The United States celebrate after becoming the first Olympic champions in women’s ice hockey in Nagano 1998.
 
photo: IIHF Archive
Since 2004, the IIHF Hockey Development Camp and later also the IIHF Women’s High-Performance Camp has been a success, giving teenage girls from many countries as well as coaches and staff a chance to learn skills and develop a passion for the game. The mid-2000s also provided two dramatic moments in international hockey. In 2005, the Americans finally claimed their first WW gold, beating Canada 1-0 in a shootout, but the next year they were the ones on the losing end of an even greater upset. The Swedes knocked off the U.S. in the semi-finals of the Turin Olympics in a shootout, and Sweden went on to win silver, the first such medal for a European team.

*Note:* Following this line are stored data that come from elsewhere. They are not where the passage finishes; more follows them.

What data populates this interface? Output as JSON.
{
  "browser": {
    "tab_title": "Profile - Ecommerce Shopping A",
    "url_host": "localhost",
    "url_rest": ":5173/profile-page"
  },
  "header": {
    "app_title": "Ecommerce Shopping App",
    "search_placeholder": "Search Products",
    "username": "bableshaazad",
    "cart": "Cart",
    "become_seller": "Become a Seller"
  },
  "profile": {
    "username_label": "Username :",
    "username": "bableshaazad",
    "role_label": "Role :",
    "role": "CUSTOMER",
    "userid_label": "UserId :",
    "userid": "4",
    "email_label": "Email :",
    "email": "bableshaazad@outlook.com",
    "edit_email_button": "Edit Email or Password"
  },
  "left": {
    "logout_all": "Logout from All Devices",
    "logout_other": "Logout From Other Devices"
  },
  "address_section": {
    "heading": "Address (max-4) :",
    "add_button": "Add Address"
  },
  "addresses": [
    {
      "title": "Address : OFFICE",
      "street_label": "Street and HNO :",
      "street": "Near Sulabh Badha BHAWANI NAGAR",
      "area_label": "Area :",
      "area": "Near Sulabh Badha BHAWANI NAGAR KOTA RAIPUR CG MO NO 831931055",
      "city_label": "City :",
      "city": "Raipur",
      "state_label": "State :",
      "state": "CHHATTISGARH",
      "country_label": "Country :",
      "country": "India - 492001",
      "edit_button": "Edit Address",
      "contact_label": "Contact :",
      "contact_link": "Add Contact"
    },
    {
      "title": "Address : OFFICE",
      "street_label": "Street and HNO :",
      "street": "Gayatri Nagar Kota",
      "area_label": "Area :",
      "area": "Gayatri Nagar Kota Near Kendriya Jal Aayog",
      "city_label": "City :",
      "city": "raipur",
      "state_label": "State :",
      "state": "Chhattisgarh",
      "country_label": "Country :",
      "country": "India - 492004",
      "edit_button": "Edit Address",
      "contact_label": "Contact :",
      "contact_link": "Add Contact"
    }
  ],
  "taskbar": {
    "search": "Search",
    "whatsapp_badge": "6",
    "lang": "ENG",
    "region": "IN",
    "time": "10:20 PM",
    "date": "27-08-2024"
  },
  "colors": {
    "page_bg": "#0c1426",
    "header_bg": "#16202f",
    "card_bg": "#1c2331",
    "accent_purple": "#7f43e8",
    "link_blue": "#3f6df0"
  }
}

The increase in popularity and participation of the women’s game everywhere was finally acknowledged by the IIHF in 2008 and the Hockey Hall of Fame in Toronto two years later when the first women were inducted into their respective Halls for career accomplishments. Cammi Granato, Geraldine Heaney, and Angela James were the first honourees, and many more have followed since, giving respect to the women where respect was due.

And then in the summer of 2010, at a post-Olympics international Summit in Toronto, the IIHF declared it would commit a further $2 million to developing women’s hockey. Part of this money was put towards the creation of a World Girls’ Ice Hockey Weekend and Global Girls’ Game, both of which have been held annually since 2011.
Young players work on and off the ice during a High-Performance Camp.
photo: Toni Saarinen
A major development in the United States threatened the playing of the 2017 Women’s Worlds in Plymouth. The Team USA players had long lamented their second-class treatment and vowed to boycott the tournament if they weren’t offered better contracts. It came down to the wire, but USA Hockey stepped up and delivered a package that was representative of the women’s place in the world of hockey, and they went on to win gold thanks to a Hilary Knight golden goal against Canada. 

Two years later, the Americans stepped up again. In Canada, the CWHL folded, leaving the players (mostly Canadian, several American, and a few European) without a meaningful league, so the U.S. players left their own loosely pro league, the NWHL, in solidarity, and created the PWHPA (Professional Women’s Hockey Players’ Association). Since then, that organization, led by Jayna Hefford, has worked tirelessly to create a fully pro league, and that day looms closer and closer.

The IIHF helped grow the game by enlarging the WW from eight teams to 10, and in 2019 more history was made when Finland advanced to the gold-medal game of the Women’s Worlds, losing to the U.S. but relegating Canada to bronze for the first time ever. Then, in 2022, the IIHF announced that a Women’s Worlds would be played every year, including Olympic years. That year also saw a breakthrough of another sort when Sarah Nurse was put on the cover of EA alongside the NHL’s Trevor Zegras, a milestone for both women and women of colour. 

In 2023, the IIHF held a Women’s Summit, bringing together over 100 delegates from 50 countries to discuss topics around women’s hockey. But earlier in the year saw another event dominate sports headlines around the world. At the Women’s U18 in Sweden, a 14-year-old Slovak girl named Nela Lopusanova stunned the world with her puck wizardry. She scored a lacrosse goal in one game, and another between the legs later in the tournament, and she was named the tournament MVP. That someone so young, and from a country that had had only modest success in women’s hockey, could burst onto the IIHF scene spoke to a future that promised to be bright, indeed.